Credit: European Space Agency
The European Space Agency (ESA) and its Russian counterpart, Roscosmos, are making plans to carry out the international ExoMars exploration program
without help from one of the project's original partners: NASA. The U.S. space agency may have to pull out of the project if the Obama Administration's
2013 budget request to Congress, to be released on Monday, includes expected cuts in the agency's funding for Mars programs.
ExoMars has had a long and tortuous history and its launch has been postponed multiple times. Originally an ESA-only project to put a single lander on
Mars, it was merged with NASA's program in 2009 and became a two launch effort: a craft called the Trace Gas Orbiter would be launched in 2016 along
with a small static meteorological lander; a larger ExoMars rover would launch in 2018, possibly accompanied by a smaller U.S. rover called MAX-C.

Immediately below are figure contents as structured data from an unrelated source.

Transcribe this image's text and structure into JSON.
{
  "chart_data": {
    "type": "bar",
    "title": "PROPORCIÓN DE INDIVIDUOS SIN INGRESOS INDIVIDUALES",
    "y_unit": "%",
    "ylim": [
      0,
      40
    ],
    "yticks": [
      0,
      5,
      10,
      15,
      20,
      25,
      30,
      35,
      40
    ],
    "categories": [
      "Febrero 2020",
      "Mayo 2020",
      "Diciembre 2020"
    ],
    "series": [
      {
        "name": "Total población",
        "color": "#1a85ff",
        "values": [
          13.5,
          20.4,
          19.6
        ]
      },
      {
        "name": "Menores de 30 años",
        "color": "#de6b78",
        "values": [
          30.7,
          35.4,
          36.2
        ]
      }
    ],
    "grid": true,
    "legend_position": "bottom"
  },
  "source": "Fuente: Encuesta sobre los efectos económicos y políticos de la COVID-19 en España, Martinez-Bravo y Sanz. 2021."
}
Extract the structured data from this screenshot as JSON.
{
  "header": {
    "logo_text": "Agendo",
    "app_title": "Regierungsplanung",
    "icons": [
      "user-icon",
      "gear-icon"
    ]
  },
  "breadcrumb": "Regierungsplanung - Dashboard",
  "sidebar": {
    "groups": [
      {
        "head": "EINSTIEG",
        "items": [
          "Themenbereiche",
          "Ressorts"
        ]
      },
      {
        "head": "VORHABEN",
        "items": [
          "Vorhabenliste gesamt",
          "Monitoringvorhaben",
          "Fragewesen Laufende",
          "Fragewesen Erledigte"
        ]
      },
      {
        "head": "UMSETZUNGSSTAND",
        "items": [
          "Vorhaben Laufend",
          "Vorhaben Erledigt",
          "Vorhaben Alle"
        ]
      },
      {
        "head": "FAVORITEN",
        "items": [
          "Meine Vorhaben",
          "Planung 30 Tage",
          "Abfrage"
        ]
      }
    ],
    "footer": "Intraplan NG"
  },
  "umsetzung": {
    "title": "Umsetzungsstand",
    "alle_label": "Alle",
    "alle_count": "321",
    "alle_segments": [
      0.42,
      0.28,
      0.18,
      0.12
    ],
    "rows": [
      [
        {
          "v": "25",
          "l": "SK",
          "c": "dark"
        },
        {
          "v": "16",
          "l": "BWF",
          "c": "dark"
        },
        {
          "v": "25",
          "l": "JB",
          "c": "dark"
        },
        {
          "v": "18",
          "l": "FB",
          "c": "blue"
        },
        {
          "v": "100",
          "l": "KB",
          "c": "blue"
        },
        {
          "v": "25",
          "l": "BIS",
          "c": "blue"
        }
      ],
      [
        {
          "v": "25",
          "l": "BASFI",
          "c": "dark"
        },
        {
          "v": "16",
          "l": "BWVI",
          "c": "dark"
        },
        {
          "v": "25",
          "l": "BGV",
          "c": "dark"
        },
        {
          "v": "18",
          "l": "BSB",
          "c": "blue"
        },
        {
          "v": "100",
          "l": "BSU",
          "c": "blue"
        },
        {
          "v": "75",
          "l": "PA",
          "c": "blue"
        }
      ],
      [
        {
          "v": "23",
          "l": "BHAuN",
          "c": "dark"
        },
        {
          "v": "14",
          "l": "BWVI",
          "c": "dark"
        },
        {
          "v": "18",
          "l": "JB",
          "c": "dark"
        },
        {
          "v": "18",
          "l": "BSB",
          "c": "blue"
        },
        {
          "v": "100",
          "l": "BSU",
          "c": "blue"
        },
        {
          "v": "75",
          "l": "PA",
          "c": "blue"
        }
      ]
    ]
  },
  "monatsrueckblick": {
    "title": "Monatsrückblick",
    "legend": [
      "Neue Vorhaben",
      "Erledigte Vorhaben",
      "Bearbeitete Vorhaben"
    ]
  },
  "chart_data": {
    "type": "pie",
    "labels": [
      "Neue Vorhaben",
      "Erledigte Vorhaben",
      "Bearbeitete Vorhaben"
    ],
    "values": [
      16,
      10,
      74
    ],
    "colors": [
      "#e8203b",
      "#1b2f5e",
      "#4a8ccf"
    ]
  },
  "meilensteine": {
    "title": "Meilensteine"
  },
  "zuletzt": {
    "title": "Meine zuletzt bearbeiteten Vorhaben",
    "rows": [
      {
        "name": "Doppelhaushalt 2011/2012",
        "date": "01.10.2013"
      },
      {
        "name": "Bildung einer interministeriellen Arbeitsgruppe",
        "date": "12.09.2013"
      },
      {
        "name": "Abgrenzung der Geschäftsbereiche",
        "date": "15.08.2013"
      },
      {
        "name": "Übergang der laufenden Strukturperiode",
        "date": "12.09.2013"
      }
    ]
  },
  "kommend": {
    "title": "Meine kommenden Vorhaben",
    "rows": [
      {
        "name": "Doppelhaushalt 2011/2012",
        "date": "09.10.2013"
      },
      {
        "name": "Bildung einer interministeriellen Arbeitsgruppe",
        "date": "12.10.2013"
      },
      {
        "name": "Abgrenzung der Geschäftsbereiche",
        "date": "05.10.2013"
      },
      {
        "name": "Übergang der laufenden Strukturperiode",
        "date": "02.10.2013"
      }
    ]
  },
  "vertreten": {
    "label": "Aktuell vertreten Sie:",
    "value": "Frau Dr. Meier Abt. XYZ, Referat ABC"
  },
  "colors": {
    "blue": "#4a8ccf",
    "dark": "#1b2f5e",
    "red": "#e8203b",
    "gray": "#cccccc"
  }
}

Last year, NASA officials made it clear they could not fulfill all of their commitments to ExoMars as a result of government cost cutting and budget
overruns by the James Webb Space Telescope. In response, ESA approached Roscosmos in the autumn to see if the Russians could come aboard, too. In
particular, ESA wanted to be able to replace American Atlas V rockets, which were the planned launch vehicles, with Russian Proton rockets. Roscosmos
officials were initially skeptical, according to the Web site russianspaceweb.com, but
scientists ultimately embraced the opportunity to fly instruments developed for other failed Russian Mars missions, including Mars96 and Fobos-Grunt. A mid-November meeting of the
Russian Academy of Science's Space Council endorsed participation and even suggested replacing the static lander in the 2016 mission with a clutch of
small landers developed for Mars96.
ESA's Rolf De Groot says that talks between the three agencies began in November, but at a meeting in December NASA officials said they could not
participate in further discussions until they knew their 2013 budget. "We decided to study a plan C with Russia on a bilateral basis. Studies were
carried out over Christmas and in January," De Groot says. Details of that bilateral plan have not been revealed, and a Russian researcher involved in
the discussions declined to comment. Now, Russian and European officials are waiting to see what happens in the United States.